We chat to head of brand partnerships Marcus O’Shea about the charity’s licensing drive.
There can be no doubt that Help for Heroes has become one of the best-known charity brands, and this is a position that also makes it a popular licensing partner.
The team initially dipped its toe into the waters with an appearance at Brand Licensing Europe in 2015 and, over a year on, it has refined its licensing strategy and has some very canny deals under its belt.
The programme is focused on five key pillars – gardening, baking, sports, DIY & trade work and the shopping basket – split between two licensing agencies and the in-house team at Help for Heroes. JELC is on board to developing the gardening and outdoor living sectors, while The Partnership will be supporting the charity’s push into countryside pursuits such as riding, shooting, camping, fishing, walking, archery and publishing. It will also be looking after the baking sector.
Marcus O’Shea, head of brand partnerships at Help for Heroes, explains that there has been a focus back into categories that reflect who the charity looks after and how they look after them.

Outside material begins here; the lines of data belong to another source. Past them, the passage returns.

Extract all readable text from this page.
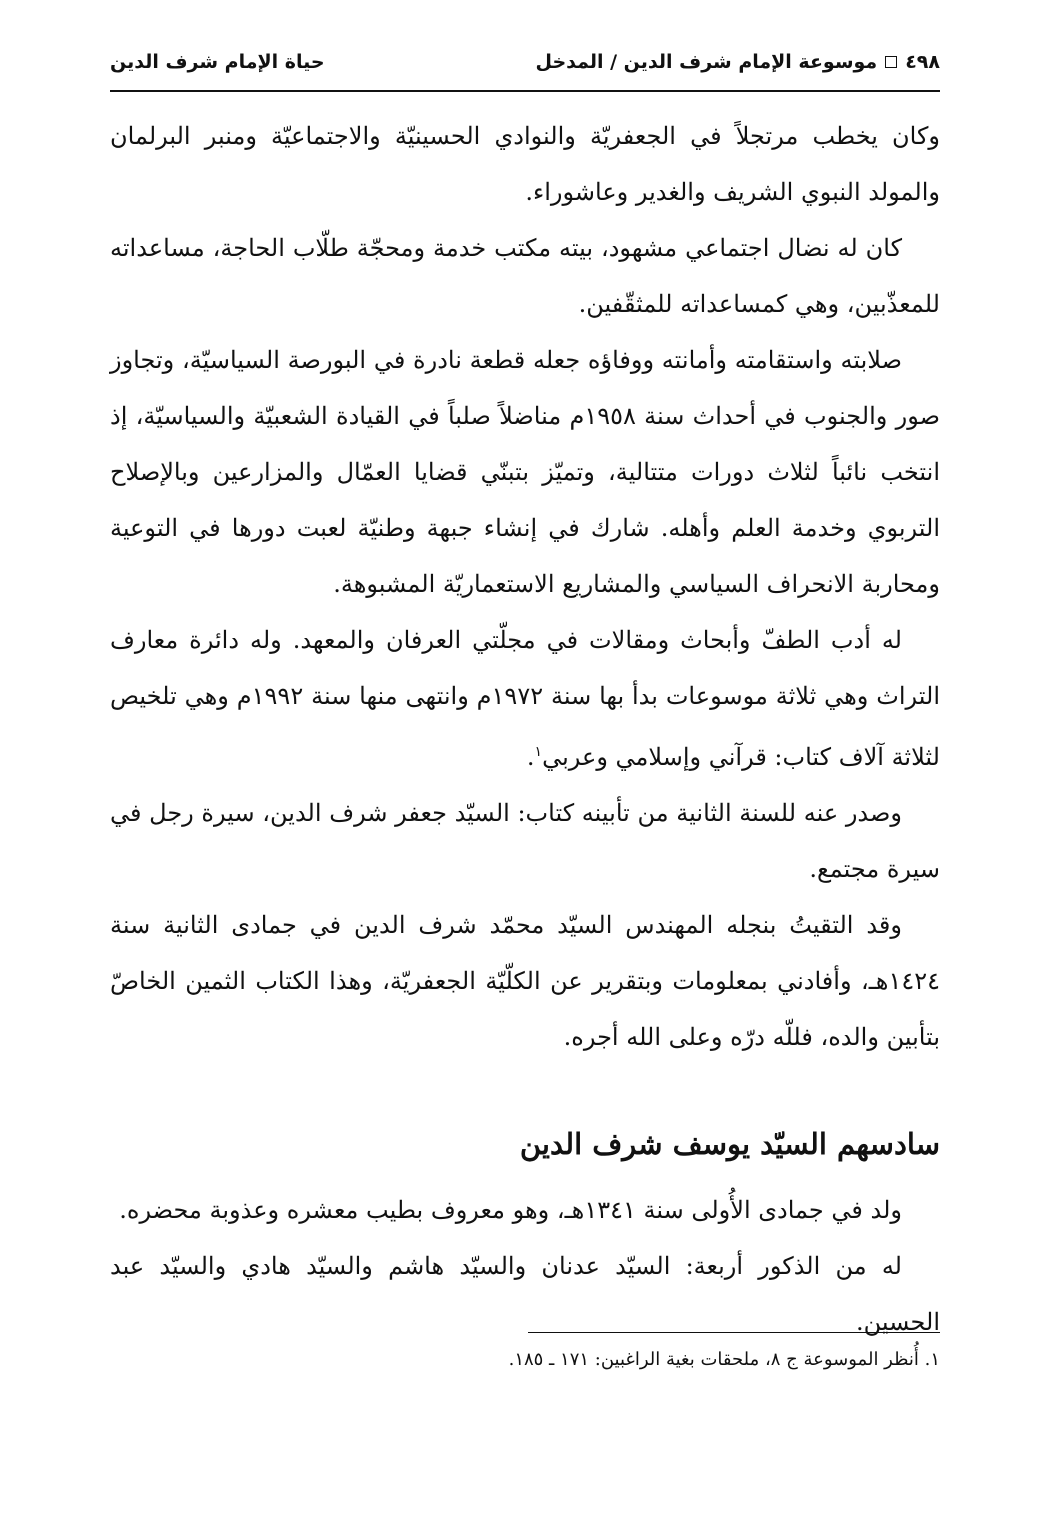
٤٩٨
موسوعة الإمام شرف الدين / المدخل
حياة الإمام شرف الدين

وكان يخطب مرتجلاً في الجعفريّة والنوادي الحسينيّة والاجتماعيّة ومنبر البرلمان والمولد النبوي الشريف والغدير وعاشوراء.

كان له نضال اجتماعي مشهود، بيته مكتب خدمة ومحجّة طلّاب الحاجة، مساعداته للمعذّبين، وهي كمساعداته للمثقّفين.

صلابته واستقامته وأمانته ووفاؤه جعله قطعة نادرة في البورصة السياسيّة، وتجاوز صور والجنوب في أحداث سنة ١٩٥٨م مناضلاً صلباً في القيادة الشعبيّة والسياسيّة، إذ انتخب نائباً لثلاث دورات متتالية، وتميّز بتبنّي قضايا العمّال والمزارعين وبالإصلاح التربوي وخدمة العلم وأهله. شارك في إنشاء جبهة وطنيّة لعبت دورها في التوعية ومحاربة الانحراف السياسي والمشاريع الاستعماريّة المشبوهة.

له أدب الطفّ وأبحاث ومقالات في مجلّتي العرفان والمعهد. وله دائرة معارف التراث وهي ثلاثة موسوعات بدأ بها سنة ١٩٧٢م وانتهى منها سنة ١٩٩٢م وهي تلخيص لثلاثة آلاف كتاب: قرآني وإسلامي وعربي$^١$.

وصدر عنه للسنة الثانية من تأبينه كتاب: السيّد جعفر شرف الدين، سيرة رجل في سيرة مجتمع.

وقد التقيتُ بنجله المهندس السيّد محمّد شرف الدين في جمادى الثانية سنة ١٤٢٤هـ، وأفادني بمعلومات وبتقرير عن الكلّيّة الجعفريّة، وهذا الكتاب الثمين الخاصّ بتأبين والده، فللّه درّه وعلى الله أجره.

سادسهم السيّد يوسف شرف الدين

ولد في جمادى الأُولى سنة ١٣٤١هـ، وهو معروف بطيب معشره وعذوبة محضره.

له من الذكور أربعة: السيّد عدنان والسيّد هاشم والسيّد هادي والسيّد عبد الحسين.

١. أُنظر الموسوعة ج ٨، ملحقات بغية الراغبين: ١٧١ ـ ١٨٥.
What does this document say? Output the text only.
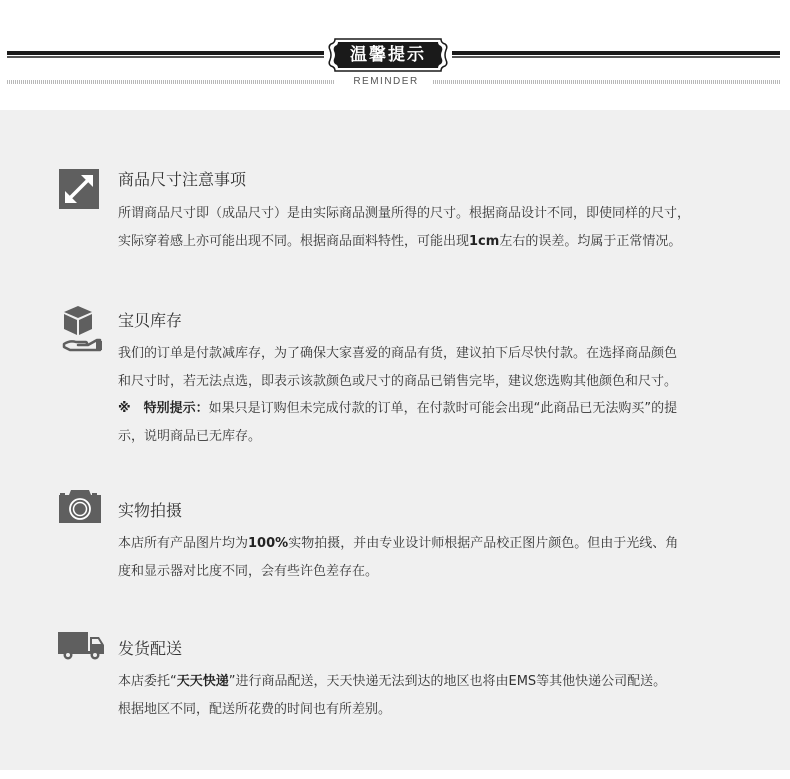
温馨提示
REMINDER
商品尺寸注意事项
所谓商品尺寸即（成品尺寸）是由实际商品测量所得的尺寸。根据商品设计不同，即使同样的尺寸，
实际穿着感上亦可能出现不同。根据商品面料特性，可能出现1cm左右的误差。均属于正常情况。
宝贝库存
我们的订单是付款减库存，为了确保大家喜爱的商品有货，建议拍下后尽快付款。在选择商品颜色
和尺寸时，若无法点选，即表示该款颜色或尺寸的商品已销售完毕，建议您选购其他颜色和尺寸。
※　特别提示：如果只是订购但未完成付款的订单，在付款时可能会出现“此商品已无法购买”的提
示，说明商品已无库存。
实物拍摄
本店所有产品图片均为100%实物拍摄，并由专业设计师根据产品校正图片颜色。但由于光线、角
度和显示器对比度不同，会有些许色差存在。
发货配送
本店委托“天天快递”进行商品配送，天天快递无法到达的地区也将由EMS等其他快递公司配送。
根据地区不同，配送所花费的时间也有所差别。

For example, the charity has a horticultural programme to help veterans develop skills and coping mechanisms for supporting their recovery, while ‘Bake for Heroes’ has become a popular way of raising funds by its supporters. Sport, again, is heartland brand territory, while a percentage of people who leave the armed forces go into a skilled trade, making DIY another obvious area of focus. Indeed, the charity’s partnership with Dewalt Power Tools has enjoyed strong success, resulting in its expansion going forward.
The fifth pillar – the shopping basket – has also seen some high profile, successful partnerships. The charity worked with Kinnerton on an Easter egg (which saw a considerable sum raised), while Ginsters created a special limited edition pasty (with the help of two veterans). More recently, it secured a partnership with Hildon Natural Mineral Water, with a range of still and sparkling bottled water labeled with the charity logo.
A special Help for Heroes fragrance, created by a team of five veterans and fragrance house Corincraft, was another stand out success – Help for Heroes XTREME was stocked by Debenhams, as well as The Perfume Shop, online at Help for Heroes Trading and in the Sandringham Estate Shop.
British clothing brand Jack Wills has also produced a range based on the DPM camouflage print, including a jacket, rucksack and tote bag, featuring subtle branding and expanding Help for Heroes into another different category and type of audience.
Meanwhile, Help for Heroes’ relationship with Tesco – which extends from staff fundraising to ranges of co-branded products – has to date raised over £1.6 million for the charity. The supermarket has stocked H4H-branded Eggs for Soldiers, Branston Bigger Baked Beans and Alf Turner Sausage and Bacon, as well as Tesco own-label Help for Heroes Bacon and Sausages.
Tesco also supplies 17 products in the Help for Heroes Personalise Me range through Tesco Direct, including customisable mobile phone covers, note pads, mugs, water bottles and even special Christmas decorations.
These are by no means all of the deals – and there is more to come, although Marcus was keeping his powder dry at the time of our chat with him.
“You start with a rock solid brand and everything else works if you’ve got that,” he says. “I think Help for Heroes is very fortunate in the level of awareness that we have, while licensing also helps to keep us front and centre of mind.”